West Virginia churches split on role in politics - 3 minutes read
After a pastor and several members of a West Virginia church attended the "Save America" rally in Washington on Jan. 6, the day of the Capitol insurrection, three congregations in Bluefield face a reckoning over Christianity's role in politics. (Feb. 8)
Video Transcript
PASTOR DOYLE BRADFORD: I'm a man of God who loves Jesus and loves my country, and loves all the pastors and the people of my town. I went to the march. Don't lump me in to being a White Nationalist and a racist because I went to the march.
PASTOR FREDERICK BROWN: My concern is how maybe we have kind of gotten so trapped and caught up into the whole political piece that we have just kind of missed the real assignment that we have to people. You know, we're just trying to make sure that churches can get back and be focused on the things that really count.
PASTOR TRAVIS LOWE: At the beginning of 2020, I knew just because it was an election year that it was going to be tough, because it seems like politics is used to, to divide. But I could have never imagined all the things that were added on top of it.
GINA BROOKS: It's sad. It's really disheartening to see people take on the name "Christian," and they don't-- they're not. You had this tiny bit of people that did this stupid thing they should have never done, never, you know, because that is not representative of Christ.
PASTOR DOYLE BRADFORD: We were not going there to storm the Capitol. As a matter of fact, I was gone before I knew anything was going on. Nobody said anything about storming the Capitol. We were exercising our constitutional right.
I do not believe that America is any greater in the eyes of God than any other country. But as a minister of the gospel, I do not want to be shut out of the public arena. I do have freedom of speech and freedom of religion, and it's my personal belief that America is going in a direction that will cause great harm to America.

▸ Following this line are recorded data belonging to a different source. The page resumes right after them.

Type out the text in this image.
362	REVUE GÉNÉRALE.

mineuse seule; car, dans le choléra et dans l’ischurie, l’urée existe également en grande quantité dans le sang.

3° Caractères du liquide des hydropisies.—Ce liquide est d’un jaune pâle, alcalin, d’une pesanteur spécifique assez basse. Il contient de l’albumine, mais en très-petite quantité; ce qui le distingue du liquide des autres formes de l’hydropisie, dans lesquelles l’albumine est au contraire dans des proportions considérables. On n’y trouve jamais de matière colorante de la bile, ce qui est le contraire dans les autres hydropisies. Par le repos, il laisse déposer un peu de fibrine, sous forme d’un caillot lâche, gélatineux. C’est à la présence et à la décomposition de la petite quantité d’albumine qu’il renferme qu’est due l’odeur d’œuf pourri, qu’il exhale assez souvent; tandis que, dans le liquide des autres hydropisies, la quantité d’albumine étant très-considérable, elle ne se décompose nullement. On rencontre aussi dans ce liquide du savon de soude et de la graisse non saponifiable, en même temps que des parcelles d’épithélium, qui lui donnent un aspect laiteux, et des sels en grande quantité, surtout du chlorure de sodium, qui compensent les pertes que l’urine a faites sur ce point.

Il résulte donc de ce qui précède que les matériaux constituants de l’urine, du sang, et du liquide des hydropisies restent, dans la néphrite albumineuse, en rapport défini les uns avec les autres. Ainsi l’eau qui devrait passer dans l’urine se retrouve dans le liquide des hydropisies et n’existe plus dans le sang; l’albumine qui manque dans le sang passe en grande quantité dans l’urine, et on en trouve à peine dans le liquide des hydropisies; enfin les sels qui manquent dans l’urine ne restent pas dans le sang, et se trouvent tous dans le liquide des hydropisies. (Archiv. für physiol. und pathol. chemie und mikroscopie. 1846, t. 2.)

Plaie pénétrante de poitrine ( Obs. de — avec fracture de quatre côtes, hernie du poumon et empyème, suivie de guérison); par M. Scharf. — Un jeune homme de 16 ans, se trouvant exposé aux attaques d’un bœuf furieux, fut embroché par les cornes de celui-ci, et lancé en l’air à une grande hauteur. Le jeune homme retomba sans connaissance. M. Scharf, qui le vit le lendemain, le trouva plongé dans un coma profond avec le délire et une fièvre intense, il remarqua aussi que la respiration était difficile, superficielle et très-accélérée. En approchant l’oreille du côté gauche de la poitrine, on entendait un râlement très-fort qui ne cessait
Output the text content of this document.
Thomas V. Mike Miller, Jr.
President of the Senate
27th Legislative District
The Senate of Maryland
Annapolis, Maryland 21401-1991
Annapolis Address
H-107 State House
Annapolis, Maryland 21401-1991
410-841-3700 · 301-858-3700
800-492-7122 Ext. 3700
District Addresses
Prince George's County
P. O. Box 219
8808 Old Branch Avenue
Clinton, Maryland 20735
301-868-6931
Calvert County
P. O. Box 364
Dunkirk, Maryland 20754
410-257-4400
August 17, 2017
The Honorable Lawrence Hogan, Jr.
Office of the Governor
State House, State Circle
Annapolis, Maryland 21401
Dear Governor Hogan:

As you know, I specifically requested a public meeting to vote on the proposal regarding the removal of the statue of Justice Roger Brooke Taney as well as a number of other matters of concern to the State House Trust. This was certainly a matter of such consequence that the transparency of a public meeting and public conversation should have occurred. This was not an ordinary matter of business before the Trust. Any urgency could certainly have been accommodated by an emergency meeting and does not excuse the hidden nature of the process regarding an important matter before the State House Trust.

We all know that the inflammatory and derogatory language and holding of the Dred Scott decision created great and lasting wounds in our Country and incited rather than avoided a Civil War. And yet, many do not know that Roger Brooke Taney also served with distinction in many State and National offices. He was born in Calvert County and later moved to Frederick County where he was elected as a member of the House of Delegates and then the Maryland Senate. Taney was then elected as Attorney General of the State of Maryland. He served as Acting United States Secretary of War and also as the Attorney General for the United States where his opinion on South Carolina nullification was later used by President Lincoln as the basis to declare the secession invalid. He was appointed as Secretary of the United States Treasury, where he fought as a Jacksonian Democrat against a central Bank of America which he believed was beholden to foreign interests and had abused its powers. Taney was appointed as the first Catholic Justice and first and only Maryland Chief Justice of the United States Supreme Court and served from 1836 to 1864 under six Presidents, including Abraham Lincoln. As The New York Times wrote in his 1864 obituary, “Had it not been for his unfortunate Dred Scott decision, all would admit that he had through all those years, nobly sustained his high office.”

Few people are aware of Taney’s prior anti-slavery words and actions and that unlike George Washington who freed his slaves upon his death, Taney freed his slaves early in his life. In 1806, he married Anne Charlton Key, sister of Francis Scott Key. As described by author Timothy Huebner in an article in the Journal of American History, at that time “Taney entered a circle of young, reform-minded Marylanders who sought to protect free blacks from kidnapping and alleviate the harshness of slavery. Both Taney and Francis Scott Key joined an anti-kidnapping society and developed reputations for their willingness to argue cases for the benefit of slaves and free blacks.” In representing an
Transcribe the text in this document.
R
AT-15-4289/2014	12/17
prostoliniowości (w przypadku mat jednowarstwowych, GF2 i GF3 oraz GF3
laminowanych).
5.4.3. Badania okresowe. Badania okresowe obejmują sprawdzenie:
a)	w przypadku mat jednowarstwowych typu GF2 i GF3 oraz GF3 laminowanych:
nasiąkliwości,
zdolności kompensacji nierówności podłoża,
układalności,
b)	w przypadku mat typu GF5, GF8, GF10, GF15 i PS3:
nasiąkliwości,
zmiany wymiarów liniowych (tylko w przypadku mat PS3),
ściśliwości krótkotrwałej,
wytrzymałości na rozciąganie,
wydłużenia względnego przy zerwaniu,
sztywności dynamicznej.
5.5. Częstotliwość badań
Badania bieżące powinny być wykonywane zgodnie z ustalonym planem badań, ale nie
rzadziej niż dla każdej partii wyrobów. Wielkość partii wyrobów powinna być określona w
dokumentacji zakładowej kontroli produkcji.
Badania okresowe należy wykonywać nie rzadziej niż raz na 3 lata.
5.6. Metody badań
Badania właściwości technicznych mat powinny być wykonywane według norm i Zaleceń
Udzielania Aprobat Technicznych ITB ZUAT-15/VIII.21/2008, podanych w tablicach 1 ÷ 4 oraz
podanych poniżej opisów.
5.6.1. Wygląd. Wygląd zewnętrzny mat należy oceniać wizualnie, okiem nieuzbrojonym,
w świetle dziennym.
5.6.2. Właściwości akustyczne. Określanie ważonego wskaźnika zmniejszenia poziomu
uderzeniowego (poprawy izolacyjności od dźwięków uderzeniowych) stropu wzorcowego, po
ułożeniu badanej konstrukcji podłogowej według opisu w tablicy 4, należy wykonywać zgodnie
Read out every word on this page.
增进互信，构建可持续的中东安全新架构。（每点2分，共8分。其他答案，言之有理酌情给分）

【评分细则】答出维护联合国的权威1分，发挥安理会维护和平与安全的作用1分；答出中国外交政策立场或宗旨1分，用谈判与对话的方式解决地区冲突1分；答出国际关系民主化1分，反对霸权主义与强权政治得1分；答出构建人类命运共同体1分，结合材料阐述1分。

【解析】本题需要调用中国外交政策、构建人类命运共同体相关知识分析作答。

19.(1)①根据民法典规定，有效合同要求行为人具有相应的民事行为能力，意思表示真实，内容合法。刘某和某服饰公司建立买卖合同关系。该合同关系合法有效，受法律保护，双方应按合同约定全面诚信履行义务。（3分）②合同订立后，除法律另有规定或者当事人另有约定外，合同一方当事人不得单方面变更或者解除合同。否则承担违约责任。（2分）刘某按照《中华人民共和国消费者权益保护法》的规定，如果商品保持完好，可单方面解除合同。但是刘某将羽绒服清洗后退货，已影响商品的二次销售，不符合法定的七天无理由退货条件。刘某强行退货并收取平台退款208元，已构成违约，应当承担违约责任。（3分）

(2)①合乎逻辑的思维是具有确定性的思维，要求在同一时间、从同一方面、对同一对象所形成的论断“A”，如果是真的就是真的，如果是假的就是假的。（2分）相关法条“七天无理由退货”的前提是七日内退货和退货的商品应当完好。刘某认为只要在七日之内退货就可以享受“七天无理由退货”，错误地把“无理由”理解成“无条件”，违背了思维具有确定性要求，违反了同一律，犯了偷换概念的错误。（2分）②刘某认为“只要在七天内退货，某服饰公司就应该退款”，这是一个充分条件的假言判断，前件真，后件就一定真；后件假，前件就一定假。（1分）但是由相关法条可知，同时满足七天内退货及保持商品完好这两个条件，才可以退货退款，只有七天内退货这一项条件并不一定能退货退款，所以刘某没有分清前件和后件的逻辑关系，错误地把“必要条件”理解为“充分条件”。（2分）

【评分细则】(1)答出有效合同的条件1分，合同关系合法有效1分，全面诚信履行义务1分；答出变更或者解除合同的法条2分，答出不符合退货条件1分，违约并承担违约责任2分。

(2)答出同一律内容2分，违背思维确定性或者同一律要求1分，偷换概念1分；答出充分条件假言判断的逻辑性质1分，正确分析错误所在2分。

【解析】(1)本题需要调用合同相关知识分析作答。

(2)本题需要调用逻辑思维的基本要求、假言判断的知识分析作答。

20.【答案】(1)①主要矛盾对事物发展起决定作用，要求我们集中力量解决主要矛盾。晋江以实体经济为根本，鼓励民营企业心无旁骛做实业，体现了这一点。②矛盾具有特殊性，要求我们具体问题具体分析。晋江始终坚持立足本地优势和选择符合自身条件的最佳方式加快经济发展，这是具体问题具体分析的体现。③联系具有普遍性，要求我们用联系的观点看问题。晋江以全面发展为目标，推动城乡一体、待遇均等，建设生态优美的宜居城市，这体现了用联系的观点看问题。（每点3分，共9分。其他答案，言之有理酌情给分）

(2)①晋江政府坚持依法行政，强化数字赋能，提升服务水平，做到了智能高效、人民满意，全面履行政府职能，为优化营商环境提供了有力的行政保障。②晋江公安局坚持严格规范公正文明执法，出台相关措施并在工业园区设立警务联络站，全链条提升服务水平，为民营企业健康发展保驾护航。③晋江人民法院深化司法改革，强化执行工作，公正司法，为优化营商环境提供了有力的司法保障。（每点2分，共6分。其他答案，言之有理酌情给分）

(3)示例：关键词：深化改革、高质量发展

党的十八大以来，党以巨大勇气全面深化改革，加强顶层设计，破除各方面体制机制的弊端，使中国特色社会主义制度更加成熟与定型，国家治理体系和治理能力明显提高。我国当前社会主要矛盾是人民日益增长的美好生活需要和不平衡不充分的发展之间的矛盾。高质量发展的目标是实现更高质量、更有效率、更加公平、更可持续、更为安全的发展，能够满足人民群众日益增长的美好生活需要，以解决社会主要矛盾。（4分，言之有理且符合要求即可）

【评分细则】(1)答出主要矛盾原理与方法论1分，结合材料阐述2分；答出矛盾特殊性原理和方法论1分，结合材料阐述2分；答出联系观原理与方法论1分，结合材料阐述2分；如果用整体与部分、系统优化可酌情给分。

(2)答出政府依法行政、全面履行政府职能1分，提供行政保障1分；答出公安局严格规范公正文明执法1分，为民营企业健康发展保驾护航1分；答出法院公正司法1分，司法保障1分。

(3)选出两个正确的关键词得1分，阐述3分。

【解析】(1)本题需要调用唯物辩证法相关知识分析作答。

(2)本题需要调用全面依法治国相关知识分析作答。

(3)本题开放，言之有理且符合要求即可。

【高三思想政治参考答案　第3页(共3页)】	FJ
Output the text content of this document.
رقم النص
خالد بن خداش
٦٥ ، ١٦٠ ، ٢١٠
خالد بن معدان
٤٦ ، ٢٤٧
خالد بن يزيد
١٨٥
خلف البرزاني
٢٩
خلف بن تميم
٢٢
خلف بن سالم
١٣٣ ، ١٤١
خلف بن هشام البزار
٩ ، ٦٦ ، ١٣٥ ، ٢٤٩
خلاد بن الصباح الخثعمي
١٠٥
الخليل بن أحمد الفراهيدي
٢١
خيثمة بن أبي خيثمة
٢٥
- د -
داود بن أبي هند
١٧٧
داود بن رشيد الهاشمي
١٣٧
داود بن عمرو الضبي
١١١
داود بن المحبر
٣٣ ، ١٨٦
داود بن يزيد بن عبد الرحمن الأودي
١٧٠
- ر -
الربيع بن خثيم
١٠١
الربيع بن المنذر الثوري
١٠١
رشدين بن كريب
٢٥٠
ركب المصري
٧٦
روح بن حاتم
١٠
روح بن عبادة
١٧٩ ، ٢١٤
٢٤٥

PASTOR FREDERICK BROWN: Our views of President Trump and this fiasco that we have dealt with the last four years, we have just been at opposites with that. And from my perspective, with all love and due respect to my brother, I just feel that he has been completely out of order. I believe that he has said things publicly that just were not biblical.
RYAN BAILEY: I just thought it showed a vulnerability to, you know, our country. There's so many people hurting, whether it be the racial issue, or the political issue, religious issues. We need to find a way to open up ourselves and come together, or, you know, we're all going to fall.